その悪側になりたくなくて、私は走って逃げた。
絶対私って悪側になると思うから。
言うてもこの世に不満あるし、クラスメイトから若干無視されているのも何か腹立つし。
いやでも何でいちいちテメェらのインスタにいいね押さないといけないんだよと思うし、その反発心が絶対悪を引き寄せるし。
私は自分の家に逃げ込み、鍵を掛けて、すぐにスマホをスピーカーに接続して大音量で音楽を流し始めた。
KICK THE CAN CREWの最新アルバム。
全盛期の世代じゃないけども、ずっとKREVAのファンで(KREVAは小林賢太郎様と仲良かったし)その流れで聞いたらいい感じって感じで。
有吉eeeeにMCU出てて面白かったし、LITTLEは正直よく分からないけども、押韻量がすごくて今や一番好きだ。

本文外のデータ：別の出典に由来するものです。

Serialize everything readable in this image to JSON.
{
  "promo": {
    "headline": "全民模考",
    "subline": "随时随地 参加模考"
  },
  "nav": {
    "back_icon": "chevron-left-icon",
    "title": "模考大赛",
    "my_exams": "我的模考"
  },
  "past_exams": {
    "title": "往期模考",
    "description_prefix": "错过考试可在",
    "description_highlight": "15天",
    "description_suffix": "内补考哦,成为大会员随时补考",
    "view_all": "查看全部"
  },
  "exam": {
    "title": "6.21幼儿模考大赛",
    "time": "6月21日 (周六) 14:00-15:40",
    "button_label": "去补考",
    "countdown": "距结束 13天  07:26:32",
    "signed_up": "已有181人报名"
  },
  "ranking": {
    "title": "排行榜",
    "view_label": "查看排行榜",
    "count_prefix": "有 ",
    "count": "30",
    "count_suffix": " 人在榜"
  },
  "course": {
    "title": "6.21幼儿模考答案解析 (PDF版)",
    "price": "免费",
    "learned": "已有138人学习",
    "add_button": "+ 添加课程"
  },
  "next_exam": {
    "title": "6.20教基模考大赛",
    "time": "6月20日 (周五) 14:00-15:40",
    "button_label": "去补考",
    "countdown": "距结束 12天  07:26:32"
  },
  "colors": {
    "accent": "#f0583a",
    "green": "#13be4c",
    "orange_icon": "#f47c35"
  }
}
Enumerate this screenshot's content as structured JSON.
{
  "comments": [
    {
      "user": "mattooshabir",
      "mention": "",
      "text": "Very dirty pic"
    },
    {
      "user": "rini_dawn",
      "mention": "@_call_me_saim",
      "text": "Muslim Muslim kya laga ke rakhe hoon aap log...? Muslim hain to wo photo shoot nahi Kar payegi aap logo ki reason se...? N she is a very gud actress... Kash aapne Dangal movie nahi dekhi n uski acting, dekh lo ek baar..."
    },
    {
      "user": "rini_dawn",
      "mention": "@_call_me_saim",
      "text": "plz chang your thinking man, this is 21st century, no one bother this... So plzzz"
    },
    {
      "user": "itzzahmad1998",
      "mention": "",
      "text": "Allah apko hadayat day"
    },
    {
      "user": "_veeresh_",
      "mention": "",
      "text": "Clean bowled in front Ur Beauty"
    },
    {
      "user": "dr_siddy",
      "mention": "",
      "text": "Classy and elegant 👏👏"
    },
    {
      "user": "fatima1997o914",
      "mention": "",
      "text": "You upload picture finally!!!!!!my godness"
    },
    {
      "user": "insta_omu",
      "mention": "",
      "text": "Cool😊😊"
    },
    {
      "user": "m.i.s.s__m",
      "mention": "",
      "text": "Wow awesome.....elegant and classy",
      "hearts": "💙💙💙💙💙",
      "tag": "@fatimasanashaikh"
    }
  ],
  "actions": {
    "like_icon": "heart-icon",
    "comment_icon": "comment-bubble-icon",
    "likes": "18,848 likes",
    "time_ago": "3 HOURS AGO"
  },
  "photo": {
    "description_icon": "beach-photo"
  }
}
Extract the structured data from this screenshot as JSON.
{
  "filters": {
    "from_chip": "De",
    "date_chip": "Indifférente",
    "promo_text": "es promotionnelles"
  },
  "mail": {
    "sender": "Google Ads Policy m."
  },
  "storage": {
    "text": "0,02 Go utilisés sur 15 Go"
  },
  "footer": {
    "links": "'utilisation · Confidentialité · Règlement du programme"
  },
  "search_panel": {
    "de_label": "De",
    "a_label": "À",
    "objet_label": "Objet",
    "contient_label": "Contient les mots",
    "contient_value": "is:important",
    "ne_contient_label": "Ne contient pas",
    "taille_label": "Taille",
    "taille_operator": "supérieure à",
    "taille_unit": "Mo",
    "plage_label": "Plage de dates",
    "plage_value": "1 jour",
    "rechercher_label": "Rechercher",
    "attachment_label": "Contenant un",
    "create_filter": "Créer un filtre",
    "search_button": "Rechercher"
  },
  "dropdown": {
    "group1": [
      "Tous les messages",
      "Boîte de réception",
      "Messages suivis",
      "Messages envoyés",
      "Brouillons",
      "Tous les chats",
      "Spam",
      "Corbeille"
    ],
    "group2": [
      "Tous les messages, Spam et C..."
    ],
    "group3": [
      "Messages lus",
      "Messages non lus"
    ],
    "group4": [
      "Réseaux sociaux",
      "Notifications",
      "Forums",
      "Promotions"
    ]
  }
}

昔はRIPSLYMEと対をなしたんだ、みたいなことを岩屋のおばさんが言っていたけども、アイツらはイジメがあったらしいし、そっち好きにならなくて良かったと思っている。
私は嫌なことがあったら、爆音を流して、部屋で好き勝手に踊ってストレスを発散する。
そう、典型的な”一人の時が一番テンション上がるほう”なのだ。
いっぱい踊って汗かいたら、冷蔵庫のファンタ飲んで、シャワー浴びて、サンドリの続き聞こうと思ったその時だった。